Robic secoua la tête, indifférent, niant l’évidence et rejetant l’accusation d’un revers de main.
— À supposer que cela soit vrai, quels étaient alors les tueurs attitrés de l’équipe ?
— Hervé Pouliquen et le Prestidigitateur, débita Le Guillou. Et c’est Robic qui les dirigeait comme des marionnettes et distribuait les rôles.
— Tu oublies le Tombeur, dit Adamsberg. C’est-à-dire toi-même, Le Guillou. Non, n’ajoute rien, tu te défendras plus tard. Et lequel a assassiné Donald Jack Jameson ?
— Le Bourlingueur, mais c’est Robic qui a manigancé toute l’affaire, Robic qui a rédigé le testament.
— Et lequel de la troupe a tenté de tuer la petite Rose, en lui faisant avaler deux cachets de barbituriques avec son dîner ? Car sans notre intervention, selon les médecins, la dose était si forte qu’elle en serait morte dans la nuit.

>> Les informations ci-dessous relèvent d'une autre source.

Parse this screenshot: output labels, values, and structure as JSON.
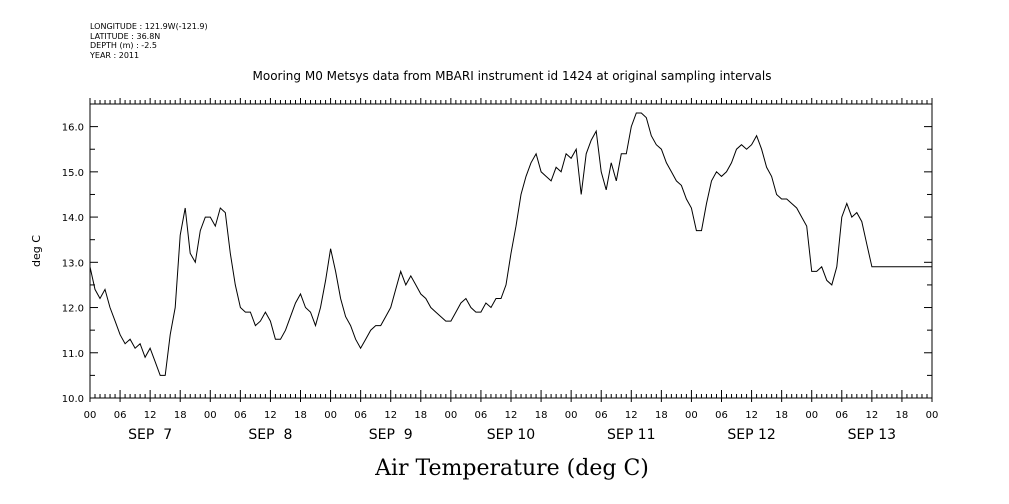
{
  "header": {
    "meta_lines": [
      "LONGITUDE : 121.9W(-121.9)",
      "LATITUDE : 36.8N",
      "DEPTH (m) : -2.5",
      "YEAR : 2011"
    ],
    "title": "Mooring M0 Metsys data from MBARI instrument id 1424 at original sampling intervals"
  },
  "footer": {
    "title": "Air Temperature (deg C)"
  },
  "chart_data": {
    "type": "line",
    "title": "Mooring M0 Metsys data from MBARI instrument id 1424 at original sampling intervals",
    "xlabel": "Air Temperature (deg C)",
    "ylabel": "deg C",
    "ylim": [
      10.0,
      16.5
    ],
    "yticks": [
      "10.0",
      "11.0",
      "12.0",
      "13.0",
      "14.0",
      "15.0",
      "16.0"
    ],
    "xlim_hours": [
      0,
      168
    ],
    "hour_tick_labels": [
      "00",
      "06",
      "12",
      "18",
      "00",
      "06",
      "12",
      "18",
      "00",
      "06",
      "12",
      "18",
      "00",
      "06",
      "12",
      "18",
      "00",
      "06",
      "12",
      "18",
      "00",
      "06",
      "12",
      "18",
      "00",
      "06",
      "12",
      "18",
      "00"
    ],
    "day_labels": [
      "SEP  7",
      "SEP  8",
      "SEP  9",
      "SEP 10",
      "SEP 11",
      "SEP 12",
      "SEP 13"
    ],
    "grid": false,
    "series": [
      {
        "x": [
          0,
          1,
          2,
          3,
          4,
          5,
          6,
          7,
          8,
          9,
          10,
          11,
          12,
          13,
          14,
          15,
          16,
          17,
          18,
          19,
          20,
          21,
          22,
          23,
          24,
          25,
          26,
          27,
          28,
          29,
          30,
          31,
          32,
          33,
          34,
          35,
          36,
          37,
          38,
          39,
          40,
          41,
          42,
          43,
          44,
          45,
          46,
          47,
          48,
          49,
          50,
          51,
          52,
          53,
          54,
          55,
          56,
          57,
          58,
          59,
          60,
          61,
          62,
          63,
          64,
          65,
          66,
          67,
          68,
          69,
          70,
          71,
          72,
          73,
          74,
          75,
          76,
          77,
          78,
          79,
          80,
          81,
          82,
          83,
          84,
          85,
          86,
          87,
          88,
          89,
          90,
          91,
          92,
          93,
          94,
          95,
          96,
          97,
          98,
          99,
          100,
          101,
          102,
          103,
          104,
          105,
          106,
          107,
          108,
          109,
          110,
          111,
          112,
          113,
          114,
          115,
          116,
          117,
          118,
          119,
          120,
          121,
          122,
          123,
          124,
          125,
          126,
          127,
          128,
          129,
          130,
          131,
          132,
          133,
          134,
          135,
          136,
          137,
          138,
          139,
          140,
          141,
          142,
          143,
          144,
          145,
          146,
          147,
          148,
          149,
          150,
          151,
          152,
          153,
          154,
          155,
          156,
          157,
          158,
          159,
          160,
          161,
          162,
          163,
          164,
          165,
          166,
          167,
          168
        ],
        "y": [
          12.9,
          12.4,
          12.2,
          12.4,
          12.0,
          11.7,
          11.4,
          11.2,
          11.3,
          11.1,
          11.2,
          10.9,
          11.1,
          10.8,
          10.5,
          10.5,
          11.4,
          12.0,
          13.6,
          14.2,
          13.2,
          13.0,
          13.7,
          14.0,
          14.0,
          13.8,
          14.2,
          14.1,
          13.2,
          12.5,
          12.0,
          11.9,
          11.9,
          11.6,
          11.7,
          11.9,
          11.7,
          11.3,
          11.3,
          11.5,
          11.8,
          12.1,
          12.3,
          12.0,
          11.9,
          11.6,
          12.0,
          12.6,
          13.3,
          12.8,
          12.2,
          11.8,
          11.6,
          11.3,
          11.1,
          11.3,
          11.5,
          11.6,
          11.6,
          11.8,
          12.0,
          12.4,
          12.8,
          12.5,
          12.7,
          12.5,
          12.3,
          12.2,
          12.0,
          11.9,
          11.8,
          11.7,
          11.7,
          11.9,
          12.1,
          12.2,
          12.0,
          11.9,
          11.9,
          12.1,
          12.0,
          12.2,
          12.2,
          12.5,
          13.2,
          13.8,
          14.5,
          14.9,
          15.2,
          15.4,
          15.0,
          14.9,
          14.8,
          15.1,
          15.0,
          15.4,
          15.3,
          15.5,
          14.5,
          15.4,
          15.7,
          15.9,
          15.0,
          14.6,
          15.2,
          14.8,
          15.4,
          15.4,
          16.0,
          16.3,
          16.3,
          16.2,
          15.8,
          15.6,
          15.5,
          15.2,
          15.0,
          14.8,
          14.7,
          14.4,
          14.2,
          13.7,
          13.7,
          14.3,
          14.8,
          15.0,
          14.9,
          15.0,
          15.2,
          15.5,
          15.6,
          15.5,
          15.6,
          15.8,
          15.5,
          15.1,
          14.9,
          14.5,
          14.4,
          14.4,
          14.3,
          14.2,
          14.0,
          13.8,
          12.8,
          12.8,
          12.9,
          12.6,
          12.5,
          12.9,
          14.0,
          14.3,
          14.0,
          14.1,
          13.9,
          13.4,
          12.9,
          12.9,
          12.9,
          12.9,
          12.9,
          12.9,
          12.9,
          12.9,
          12.9,
          12.9,
          12.9,
          12.9,
          12.9
        ]
      }
    ]
  }
}
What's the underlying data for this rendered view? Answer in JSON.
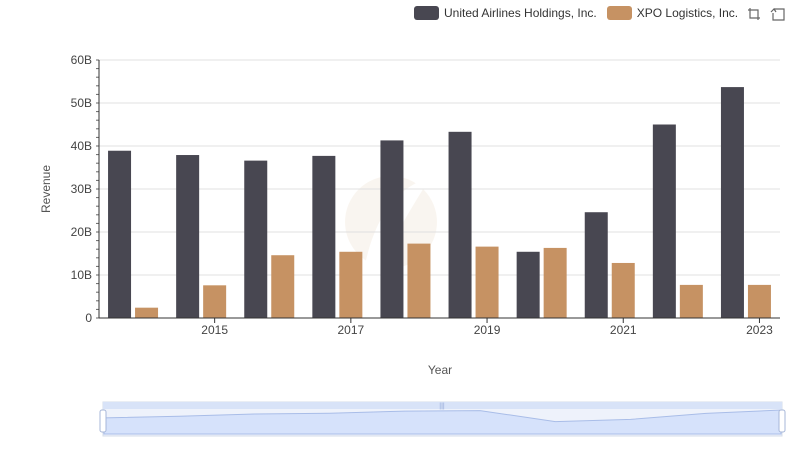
{
  "chart_data": {
    "type": "bar",
    "x": [
      2014,
      2015,
      2016,
      2017,
      2018,
      2019,
      2020,
      2021,
      2022,
      2023
    ],
    "x_tick_labels": [
      "2015",
      "2017",
      "2019",
      "2021",
      "2023"
    ],
    "xlabel": "Year",
    "ylabel": "Revenue",
    "ylim": [
      0,
      60
    ],
    "y_tick_labels": [
      "0",
      "10B",
      "20B",
      "30B",
      "40B",
      "50B",
      "60B"
    ],
    "grid": true,
    "legend_position": "top-right",
    "series": [
      {
        "name": "United Airlines Holdings, Inc.",
        "color": "#484751",
        "values": [
          38.9,
          37.9,
          36.6,
          37.7,
          41.3,
          43.3,
          15.4,
          24.6,
          45.0,
          53.7
        ]
      },
      {
        "name": "XPO Logistics, Inc.",
        "color": "#c69263",
        "values": [
          2.4,
          7.6,
          14.6,
          15.4,
          17.3,
          16.6,
          16.3,
          12.8,
          7.7,
          7.7
        ]
      }
    ]
  },
  "toolbox": {
    "zoom_icon": "zoom-icon",
    "restore_icon": "restore-icon"
  },
  "data_zoom": {
    "start_percent": 0,
    "end_percent": 100,
    "fill_color": "#d6e2fb"
  }
}
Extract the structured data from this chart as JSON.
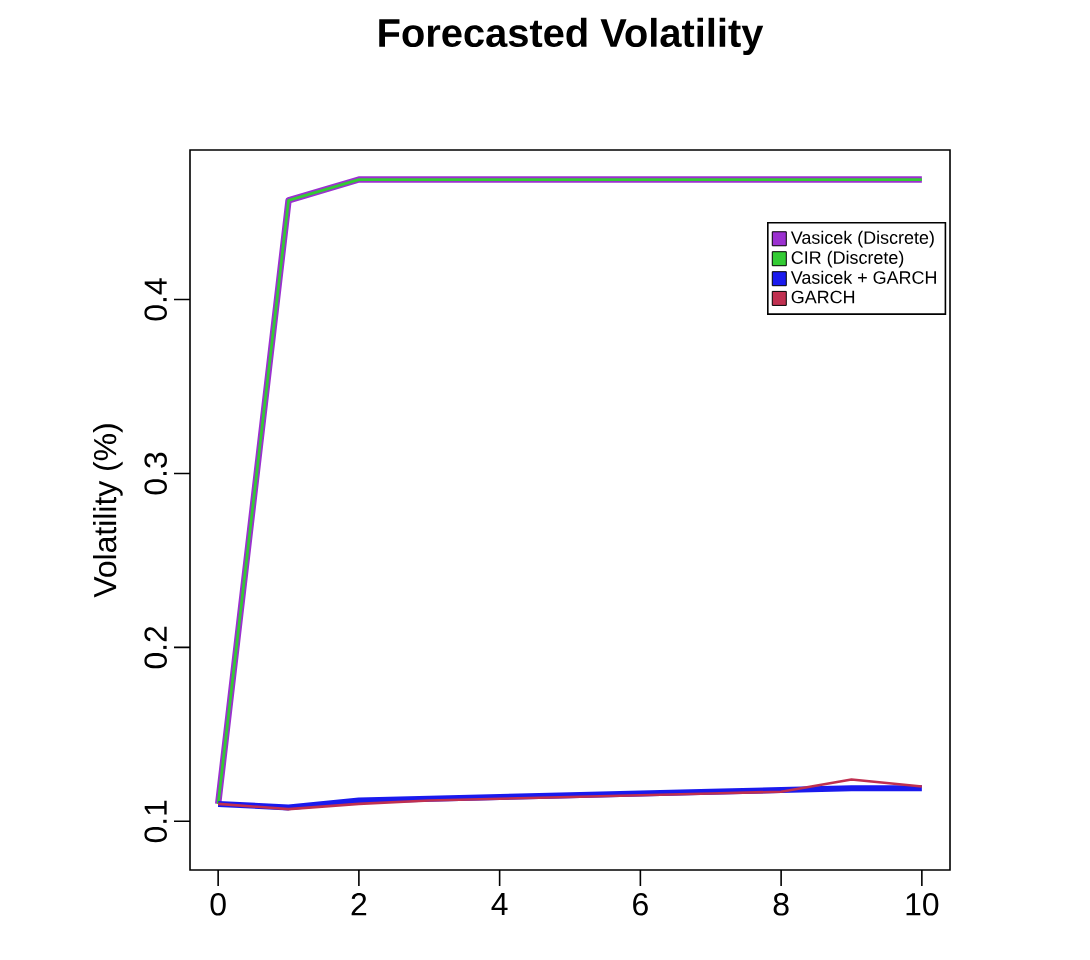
{
  "chart_data": {
    "type": "line",
    "title": "Forecasted Volatility",
    "ylabel": "Volatility (%)",
    "x": [
      0,
      1,
      2,
      3,
      4,
      5,
      6,
      7,
      8,
      9,
      10
    ],
    "series": [
      {
        "name": "Vasicek (Discrete)",
        "color": "#9b30d0",
        "values": [
          0.11,
          0.457,
          0.469,
          0.469,
          0.469,
          0.469,
          0.469,
          0.469,
          0.469,
          0.469,
          0.469
        ]
      },
      {
        "name": "CIR (Discrete)",
        "color": "#33cc33",
        "values": [
          0.11,
          0.457,
          0.469,
          0.469,
          0.469,
          0.469,
          0.469,
          0.469,
          0.469,
          0.469,
          0.469
        ]
      },
      {
        "name": "Vasicek + GARCH",
        "color": "#1a1aee",
        "values": [
          0.11,
          0.108,
          0.112,
          0.113,
          0.114,
          0.115,
          0.116,
          0.117,
          0.118,
          0.119,
          0.119
        ]
      },
      {
        "name": "GARCH",
        "color": "#c03050",
        "values": [
          0.11,
          0.107,
          0.11,
          0.112,
          0.113,
          0.114,
          0.115,
          0.116,
          0.117,
          0.124,
          0.12
        ]
      }
    ],
    "xlim": [
      -0.4,
      10.4
    ],
    "ylim": [
      0.072,
      0.486
    ],
    "xticks": [
      0,
      2,
      4,
      6,
      8,
      10
    ],
    "yticks": [
      0.1,
      0.2,
      0.3,
      0.4
    ],
    "legend": "top right",
    "marker": "none",
    "line_style": "solid",
    "grid": false
  }
}
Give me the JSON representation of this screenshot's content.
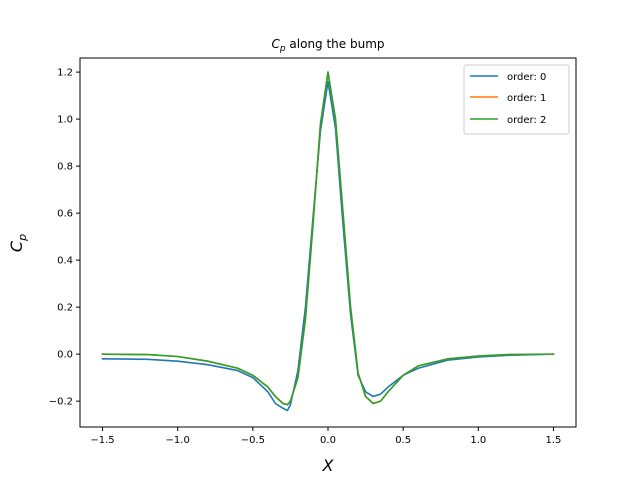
{
  "chart_data": {
    "type": "line",
    "title_main": "C",
    "title_sub": "p",
    "title_rest": " along the bump",
    "xlabel": "X",
    "ylabel_main": "C",
    "ylabel_sub": "p",
    "xlim": [
      -1.65,
      1.65
    ],
    "ylim": [
      -0.31,
      1.26
    ],
    "xticks": [
      -1.5,
      -1.0,
      -0.5,
      0.0,
      0.5,
      1.0,
      1.5
    ],
    "xtick_labels": [
      "−1.5",
      "−1.0",
      "−0.5",
      "0.0",
      "0.5",
      "1.0",
      "1.5"
    ],
    "yticks": [
      -0.2,
      0.0,
      0.2,
      0.4,
      0.6,
      0.8,
      1.0,
      1.2
    ],
    "ytick_labels": [
      "−0.2",
      "0.0",
      "0.2",
      "0.4",
      "0.6",
      "0.8",
      "1.0",
      "1.2"
    ],
    "grid": false,
    "legend_position": "top-right",
    "series": [
      {
        "name": "order: 0",
        "color": "#1f77b4",
        "x": [
          -1.5,
          -1.2,
          -1.0,
          -0.8,
          -0.6,
          -0.5,
          -0.45,
          -0.4,
          -0.35,
          -0.3,
          -0.27,
          -0.25,
          -0.2,
          -0.15,
          -0.1,
          -0.05,
          0.0,
          0.05,
          0.1,
          0.15,
          0.2,
          0.25,
          0.3,
          0.35,
          0.4,
          0.5,
          0.6,
          0.8,
          1.0,
          1.2,
          1.5
        ],
        "y": [
          -0.02,
          -0.022,
          -0.03,
          -0.045,
          -0.07,
          -0.1,
          -0.13,
          -0.16,
          -0.21,
          -0.23,
          -0.24,
          -0.215,
          -0.07,
          0.2,
          0.58,
          0.95,
          1.16,
          0.96,
          0.55,
          0.17,
          -0.09,
          -0.16,
          -0.18,
          -0.17,
          -0.14,
          -0.09,
          -0.06,
          -0.025,
          -0.012,
          -0.005,
          0.0
        ]
      },
      {
        "name": "order: 1",
        "color": "#ff7f0e",
        "x": [
          -1.5,
          -1.2,
          -1.0,
          -0.8,
          -0.6,
          -0.5,
          -0.4,
          -0.35,
          -0.3,
          -0.27,
          -0.25,
          -0.2,
          -0.15,
          -0.1,
          -0.05,
          0.0,
          0.05,
          0.1,
          0.15,
          0.2,
          0.25,
          0.3,
          0.35,
          0.4,
          0.5,
          0.6,
          0.8,
          1.0,
          1.2,
          1.5
        ],
        "y": [
          0.0,
          -0.002,
          -0.01,
          -0.03,
          -0.06,
          -0.09,
          -0.14,
          -0.18,
          -0.21,
          -0.215,
          -0.2,
          -0.1,
          0.15,
          0.55,
          0.98,
          1.2,
          1.0,
          0.6,
          0.2,
          -0.08,
          -0.18,
          -0.21,
          -0.2,
          -0.16,
          -0.09,
          -0.05,
          -0.02,
          -0.008,
          -0.002,
          0.0
        ]
      },
      {
        "name": "order: 2",
        "color": "#2ca02c",
        "x": [
          -1.5,
          -1.2,
          -1.0,
          -0.8,
          -0.6,
          -0.5,
          -0.4,
          -0.35,
          -0.3,
          -0.27,
          -0.25,
          -0.2,
          -0.15,
          -0.1,
          -0.05,
          0.0,
          0.05,
          0.1,
          0.15,
          0.2,
          0.25,
          0.3,
          0.35,
          0.4,
          0.5,
          0.6,
          0.8,
          1.0,
          1.2,
          1.5
        ],
        "y": [
          0.0,
          -0.002,
          -0.01,
          -0.03,
          -0.06,
          -0.09,
          -0.14,
          -0.18,
          -0.21,
          -0.215,
          -0.2,
          -0.1,
          0.15,
          0.55,
          0.98,
          1.2,
          1.0,
          0.6,
          0.2,
          -0.08,
          -0.18,
          -0.21,
          -0.2,
          -0.16,
          -0.09,
          -0.05,
          -0.02,
          -0.008,
          -0.002,
          0.0
        ]
      }
    ]
  }
}
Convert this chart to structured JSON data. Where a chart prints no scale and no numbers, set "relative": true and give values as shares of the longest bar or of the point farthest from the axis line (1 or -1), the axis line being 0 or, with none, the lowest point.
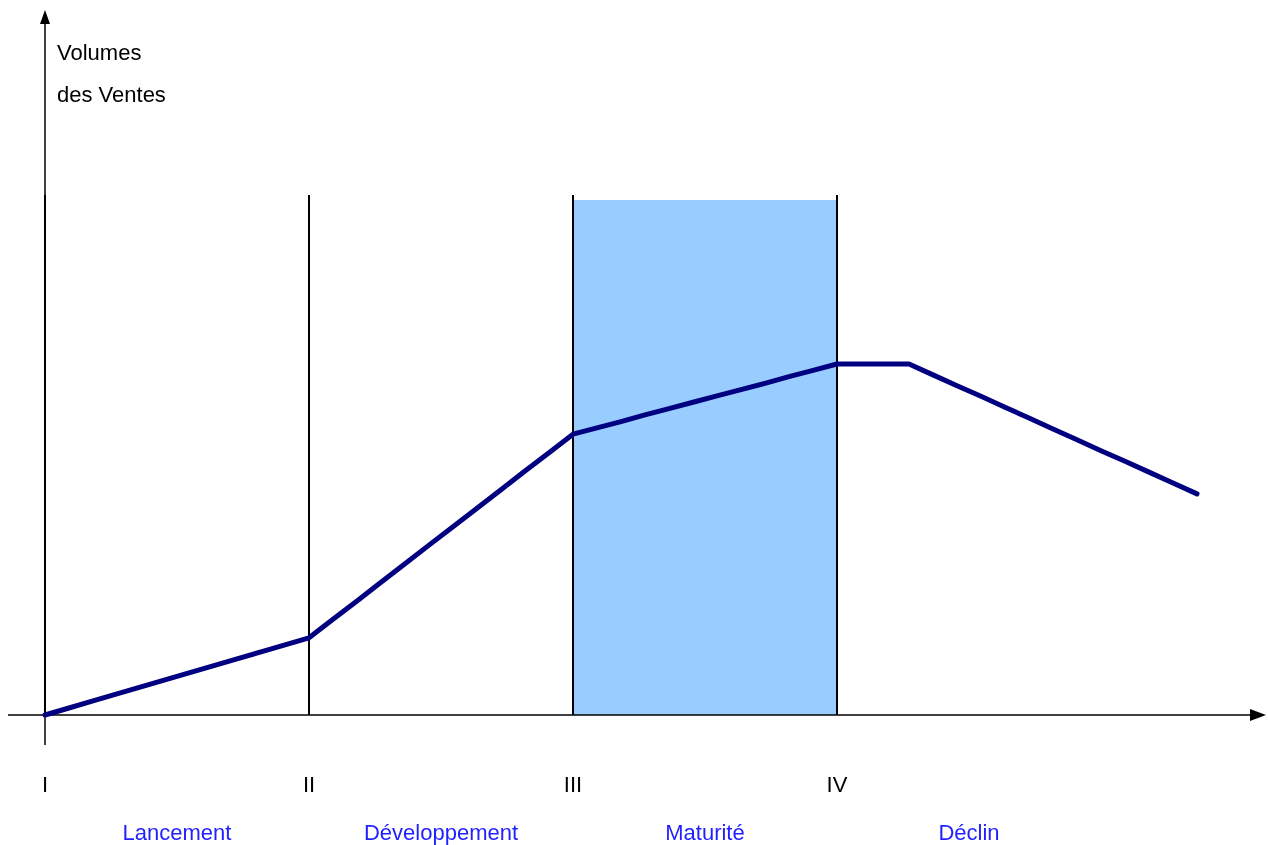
{
  "chart_data": {
    "type": "line",
    "relative": true,
    "categories": [
      "I",
      null,
      null,
      null,
      null,
      null,
      null,
      null,
      null,
      null,
      null,
      "II",
      null,
      null,
      null,
      null,
      null,
      null,
      null,
      null,
      null,
      null,
      "III",
      null,
      null,
      null,
      null,
      null,
      null,
      null,
      null,
      null,
      null,
      "IV",
      null,
      null,
      null,
      null,
      null,
      null,
      null,
      null,
      null,
      null,
      null,
      null,
      null,
      null,
      null,
      null,
      null
    ],
    "series": [
      {
        "color": "#000080",
        "values": [
          0,
          0.02,
          0.04,
          0.06,
          0.08,
          0.1,
          0.12,
          0.14,
          0.16,
          0.18,
          0.2,
          0.22,
          0.273,
          0.325,
          0.378,
          0.431,
          0.484,
          0.536,
          0.589,
          0.642,
          0.695,
          0.747,
          0.8,
          0.818,
          0.836,
          0.855,
          0.873,
          0.891,
          0.909,
          0.927,
          0.945,
          0.964,
          0.982,
          1,
          1,
          1,
          1,
          0.969,
          0.938,
          0.908,
          0.877,
          0.846,
          0.815,
          0.784,
          0.753,
          0.723,
          0.692,
          0.661,
          0.63,
          null,
          null
        ]
      }
    ],
    "tick_labels": "x",
    "marker": "none",
    "line_style": "solid",
    "ref_lines": [
      {
        "axis": "x",
        "value": "I"
      },
      {
        "axis": "x",
        "value": "II"
      },
      {
        "axis": "x",
        "value": "III"
      },
      {
        "axis": "x",
        "value": "IV"
      }
    ],
    "bands": [
      {
        "axis": "x",
        "from": "III",
        "to": "IV",
        "color": "#99ccff"
      }
    ],
    "annotations": [
      "Volumes des Ventes",
      "Lancement",
      "Développement",
      "Maturité",
      "Déclin"
    ]
  }
}
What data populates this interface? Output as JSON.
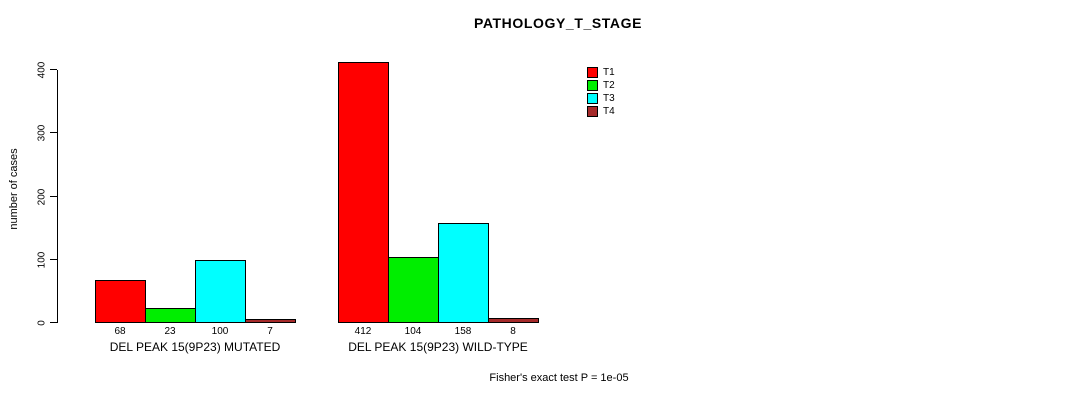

— Quoi ? hurla Le Guillou qui s’était levé, menottes aux mains, se tournant vers son ancien chef. Quoi ? Tu as osé faire cela ?
— Ce n’était que pour l’aider à dormir.
— Tu te fous de ma gueule ? T’as entendu ce qu’ont dit les médecins ? Tu avais projeté de l’assassiner, à l’insu de nous tous ! Parce qu’elle t’avait vu ! Et tu nous as fait gober que tu la libérerais samedi ! Espèce d’ordure ! Toucher aux gosses ! C’est pour cela que tu as voulu lui porter son dîner toi-même !
— Je n’ai pas à répondre dans cette affaire, que le ministère a effacée de mon dossier. À juste titre.